Does he worry about using 10-pound line, the same strength many anglers use for finesse techniques, around big bass?
“When you’re cranking, you can take your time and fight them,” he replied. “I haven’t broken one off yet. You’re using a slightly softer rod to crank, so you can really take your time with them.”
The second step to maximizing depth is an ultra-long cast, and he’s developed a 7’11” “Launcher” for iRods that gets the job done. “You can launch it a mile,” he said. Unlike some anglers who favor a gear ratio in the 5:1 range for deep cranking, Roumbanis prefers a 6.5:1 Ardent Edge. “I like to get it going down real quick, and with a 5:1 you can’t always keep up with them. Also, even with the faster reel there are still some times when they want it reeled as fast as you can.”
The key to the Beast Hunter is its unique deflection qualities.

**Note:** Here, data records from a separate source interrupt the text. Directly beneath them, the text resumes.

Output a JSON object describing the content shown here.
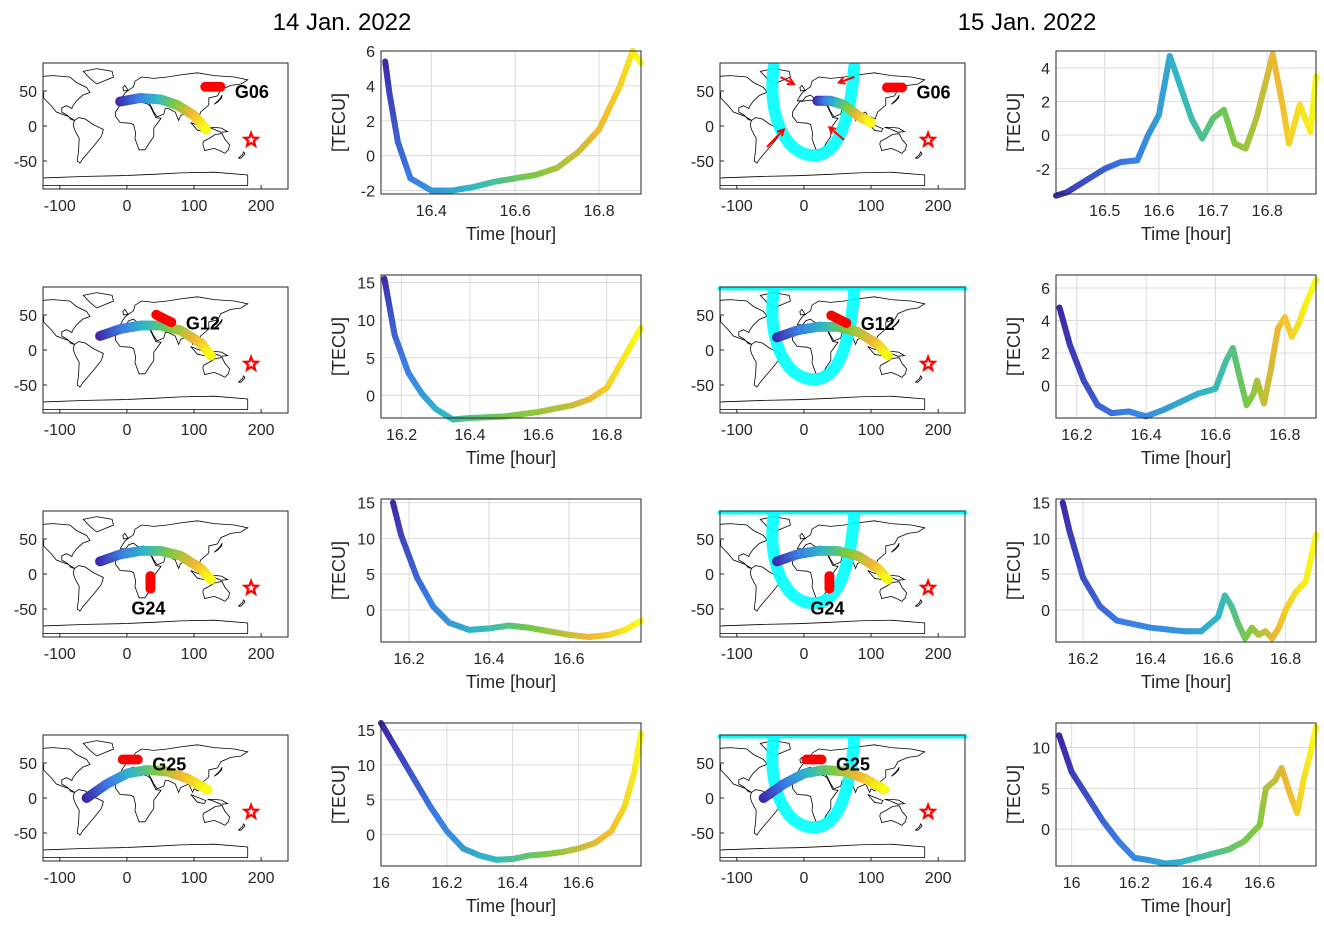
{
  "figure": {
    "column_titles": [
      "14 Jan. 2022",
      "15 Jan. 2022"
    ],
    "colors": {
      "trace_start": "#3e26a8",
      "trace_mid": "#2fb9c6",
      "trace_end": "#f9fb15",
      "satellite_marker": "#ff0000",
      "epicenter_star": "#ff0000",
      "wave_front": "#00ffff",
      "arrows": "#ff0000"
    },
    "map_axes": {
      "xticks": [
        "-100",
        "0",
        "100",
        "200"
      ],
      "yticks": [
        "50",
        "0",
        "-50"
      ],
      "xlim": [
        -125,
        240
      ],
      "ylim": [
        -90,
        90
      ]
    },
    "map_icons": [
      "coastline-icon",
      "epicenter-star-icon",
      "wave-front-icon",
      "arrow-icon"
    ]
  },
  "chart_data": [
    {
      "type": "line",
      "date": "14 Jan. 2022",
      "satellite": "G06",
      "xlabel": "Time [hour]",
      "ylabel": "[TECU]",
      "xlim": [
        16.28,
        16.9
      ],
      "ylim": [
        -2.2,
        6
      ],
      "xticks": [
        "16.4",
        "16.6",
        "16.8"
      ],
      "yticks": [
        "-2",
        "0",
        "2",
        "4",
        "6"
      ],
      "x": [
        16.29,
        16.3,
        16.32,
        16.35,
        16.4,
        16.45,
        16.5,
        16.55,
        16.6,
        16.65,
        16.7,
        16.75,
        16.8,
        16.85,
        16.88,
        16.9
      ],
      "y": [
        5.4,
        3.6,
        0.8,
        -1.3,
        -2.0,
        -2.0,
        -1.8,
        -1.5,
        -1.3,
        -1.1,
        -0.7,
        0.2,
        1.5,
        4.0,
        6.0,
        5.3
      ],
      "track": {
        "lon": [
          -10,
          20,
          50,
          75,
          100,
          118
        ],
        "lat": [
          35,
          40,
          38,
          30,
          15,
          -5
        ]
      },
      "marker": {
        "lon": [
          128
        ],
        "lat": [
          56
        ]
      }
    },
    {
      "type": "line",
      "date": "15 Jan. 2022",
      "satellite": "G06",
      "xlabel": "Time [hour]",
      "ylabel": "[TECU]",
      "xlim": [
        16.41,
        16.89
      ],
      "ylim": [
        -3.5,
        5
      ],
      "xticks": [
        "16.5",
        "16.6",
        "16.7",
        "16.8"
      ],
      "yticks": [
        "-2",
        "0",
        "2",
        "4"
      ],
      "x": [
        16.41,
        16.43,
        16.46,
        16.5,
        16.53,
        16.56,
        16.58,
        16.6,
        16.62,
        16.63,
        16.66,
        16.68,
        16.7,
        16.72,
        16.74,
        16.76,
        16.78,
        16.8,
        16.81,
        16.83,
        16.84,
        16.86,
        16.88,
        16.89
      ],
      "y": [
        -3.6,
        -3.4,
        -2.8,
        -2.0,
        -1.6,
        -1.5,
        0.0,
        1.2,
        4.7,
        3.8,
        1.0,
        -0.2,
        1.0,
        1.5,
        -0.5,
        -0.8,
        1.0,
        3.5,
        4.8,
        1.5,
        -0.5,
        1.8,
        0.2,
        3.5
      ],
      "track": {
        "lon": [
          20,
          40,
          60,
          80,
          100
        ],
        "lat": [
          36,
          36,
          30,
          15,
          5
        ]
      },
      "marker": {
        "lon": [
          135
        ],
        "lat": [
          55
        ]
      }
    },
    {
      "type": "line",
      "date": "14 Jan. 2022",
      "satellite": "G12",
      "xlabel": "Time [hour]",
      "ylabel": "[TECU]",
      "xlim": [
        16.14,
        16.9
      ],
      "ylim": [
        -3,
        16
      ],
      "xticks": [
        "16.2",
        "16.4",
        "16.6",
        "16.8"
      ],
      "yticks": [
        "0",
        "5",
        "10",
        "15"
      ],
      "x": [
        16.15,
        16.16,
        16.18,
        16.22,
        16.26,
        16.3,
        16.35,
        16.4,
        16.5,
        16.6,
        16.7,
        16.75,
        16.8,
        16.85,
        16.9
      ],
      "y": [
        15.5,
        13.0,
        8.0,
        3.0,
        0.2,
        -1.8,
        -3.2,
        -3.0,
        -2.8,
        -2.2,
        -1.3,
        -0.5,
        1.0,
        5.0,
        9.0
      ],
      "track": {
        "lon": [
          -40,
          -10,
          20,
          50,
          80,
          110,
          125
        ],
        "lat": [
          20,
          30,
          35,
          35,
          28,
          10,
          -8
        ]
      },
      "marker": {
        "lon": [
          55
        ],
        "lat": [
          45
        ]
      }
    },
    {
      "type": "line",
      "date": "15 Jan. 2022",
      "satellite": "G12",
      "xlabel": "Time [hour]",
      "ylabel": "[TECU]",
      "xlim": [
        16.14,
        16.89
      ],
      "ylim": [
        -2,
        6.8
      ],
      "xticks": [
        "16.2",
        "16.4",
        "16.6",
        "16.8"
      ],
      "yticks": [
        "0",
        "2",
        "4",
        "6"
      ],
      "x": [
        16.15,
        16.18,
        16.22,
        16.26,
        16.3,
        16.35,
        16.4,
        16.45,
        16.5,
        16.55,
        16.6,
        16.63,
        16.65,
        16.67,
        16.69,
        16.71,
        16.72,
        16.74,
        16.76,
        16.78,
        16.8,
        16.82,
        16.84,
        16.86,
        16.89
      ],
      "y": [
        4.8,
        2.5,
        0.3,
        -1.2,
        -1.7,
        -1.6,
        -1.9,
        -1.5,
        -1.0,
        -0.5,
        -0.2,
        1.5,
        2.3,
        0.5,
        -1.2,
        -0.5,
        0.3,
        -1.1,
        1.0,
        3.5,
        4.2,
        3.0,
        3.8,
        5.0,
        6.5
      ],
      "track": {
        "lon": [
          -40,
          -10,
          20,
          50,
          80,
          110,
          125
        ],
        "lat": [
          18,
          28,
          33,
          33,
          26,
          8,
          -8
        ]
      },
      "marker": {
        "lon": [
          52
        ],
        "lat": [
          44
        ]
      }
    },
    {
      "type": "line",
      "date": "14 Jan. 2022",
      "satellite": "G24",
      "xlabel": "Time [hour]",
      "ylabel": "[TECU]",
      "xlim": [
        16.13,
        16.78
      ],
      "ylim": [
        -4.5,
        15.5
      ],
      "xticks": [
        "16.2",
        "16.4",
        "16.6"
      ],
      "yticks": [
        "0",
        "5",
        "10",
        "15"
      ],
      "x": [
        16.16,
        16.18,
        16.22,
        16.26,
        16.3,
        16.35,
        16.4,
        16.45,
        16.5,
        16.55,
        16.6,
        16.65,
        16.7,
        16.74,
        16.78
      ],
      "y": [
        15.0,
        10.5,
        4.5,
        0.5,
        -1.8,
        -2.8,
        -2.6,
        -2.2,
        -2.5,
        -3.0,
        -3.5,
        -3.8,
        -3.5,
        -2.8,
        -1.5
      ],
      "track": {
        "lon": [
          -40,
          -10,
          20,
          50,
          80,
          110,
          125
        ],
        "lat": [
          18,
          28,
          33,
          33,
          26,
          8,
          -8
        ]
      },
      "marker": {
        "lon": [
          35
        ],
        "lat": [
          -12
        ]
      }
    },
    {
      "type": "line",
      "date": "15 Jan. 2022",
      "satellite": "G24",
      "xlabel": "Time [hour]",
      "ylabel": "[TECU]",
      "xlim": [
        16.12,
        16.89
      ],
      "ylim": [
        -4.5,
        15.5
      ],
      "xticks": [
        "16.2",
        "16.4",
        "16.6",
        "16.8"
      ],
      "yticks": [
        "0",
        "5",
        "10",
        "15"
      ],
      "x": [
        16.14,
        16.16,
        16.2,
        16.25,
        16.3,
        16.4,
        16.5,
        16.55,
        16.6,
        16.62,
        16.64,
        16.66,
        16.68,
        16.7,
        16.72,
        16.74,
        16.76,
        16.78,
        16.8,
        16.83,
        16.86,
        16.89
      ],
      "y": [
        15.0,
        11.0,
        4.5,
        0.5,
        -1.5,
        -2.5,
        -3.0,
        -3.0,
        -1.0,
        2.0,
        0.5,
        -2.0,
        -4.0,
        -2.5,
        -3.5,
        -3.0,
        -4.0,
        -2.5,
        0.0,
        2.5,
        4.0,
        10.5
      ],
      "track": {
        "lon": [
          -40,
          -10,
          20,
          50,
          80,
          110,
          125
        ],
        "lat": [
          18,
          28,
          33,
          33,
          26,
          8,
          -8
        ]
      },
      "marker": {
        "lon": [
          38
        ],
        "lat": [
          -12
        ]
      }
    },
    {
      "type": "line",
      "date": "14 Jan. 2022",
      "satellite": "G25",
      "xlabel": "Time [hour]",
      "ylabel": "[TECU]",
      "xlim": [
        16.0,
        16.79
      ],
      "ylim": [
        -4.5,
        16
      ],
      "xticks": [
        "16",
        "16.2",
        "16.4",
        "16.6"
      ],
      "yticks": [
        "0",
        "5",
        "10",
        "15"
      ],
      "x": [
        16.0,
        16.05,
        16.1,
        16.15,
        16.2,
        16.25,
        16.3,
        16.35,
        16.4,
        16.45,
        16.5,
        16.55,
        16.6,
        16.65,
        16.7,
        16.74,
        16.77,
        16.79
      ],
      "y": [
        16.0,
        12.0,
        8.0,
        4.0,
        0.5,
        -2.0,
        -3.0,
        -3.6,
        -3.5,
        -3.0,
        -2.8,
        -2.5,
        -2.0,
        -1.2,
        0.5,
        4.0,
        9.0,
        14.5
      ],
      "track": {
        "lon": [
          -60,
          -30,
          0,
          30,
          60,
          90,
          120
        ],
        "lat": [
          0,
          20,
          35,
          40,
          38,
          28,
          12
        ]
      },
      "marker": {
        "lon": [
          5
        ],
        "lat": [
          55
        ]
      }
    },
    {
      "type": "line",
      "date": "15 Jan. 2022",
      "satellite": "G25",
      "xlabel": "Time [hour]",
      "ylabel": "[TECU]",
      "xlim": [
        15.95,
        16.78
      ],
      "ylim": [
        -4.5,
        13
      ],
      "xticks": [
        "16",
        "16.2",
        "16.4",
        "16.6"
      ],
      "yticks": [
        "0",
        "5",
        "10"
      ],
      "x": [
        15.96,
        16.0,
        16.05,
        16.1,
        16.15,
        16.2,
        16.25,
        16.3,
        16.35,
        16.4,
        16.45,
        16.5,
        16.55,
        16.6,
        16.62,
        16.65,
        16.67,
        16.7,
        16.72,
        16.74,
        16.76,
        16.78
      ],
      "y": [
        11.5,
        7.0,
        4.0,
        1.0,
        -1.5,
        -3.5,
        -3.8,
        -4.2,
        -4.0,
        -3.5,
        -3.0,
        -2.5,
        -1.5,
        0.5,
        5.0,
        6.0,
        7.5,
        4.0,
        2.0,
        6.0,
        9.0,
        12.5
      ],
      "track": {
        "lon": [
          -60,
          -30,
          0,
          30,
          60,
          90,
          120
        ],
        "lat": [
          0,
          20,
          35,
          40,
          38,
          28,
          12
        ]
      },
      "marker": {
        "lon": [
          15
        ],
        "lat": [
          55
        ]
      }
    }
  ]
}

In water in the 8 to 10 foot range, Roumbanis knows he’ll be making consistent contact, even with heavier line (he says he can get it close to 16 feet on 10 pound fluorocarbon).
“Once you hit bottom, stop and sweep your rod like you’re Carolina rigging,” he said. “Sweep it and really slow it down. That’s what triggers the bites. It has the best deflection quality of any crankbait I’ve ever thrown. It works like a deep-diving squarebill.
One other tip that’ll help if you need out a little extra depth: affix a small Reins tungsten bell sinker to the front split ring. “It probably weighs about a quarter ounce but it’ll get you nearly 5 feet extra,” Roumbanis said.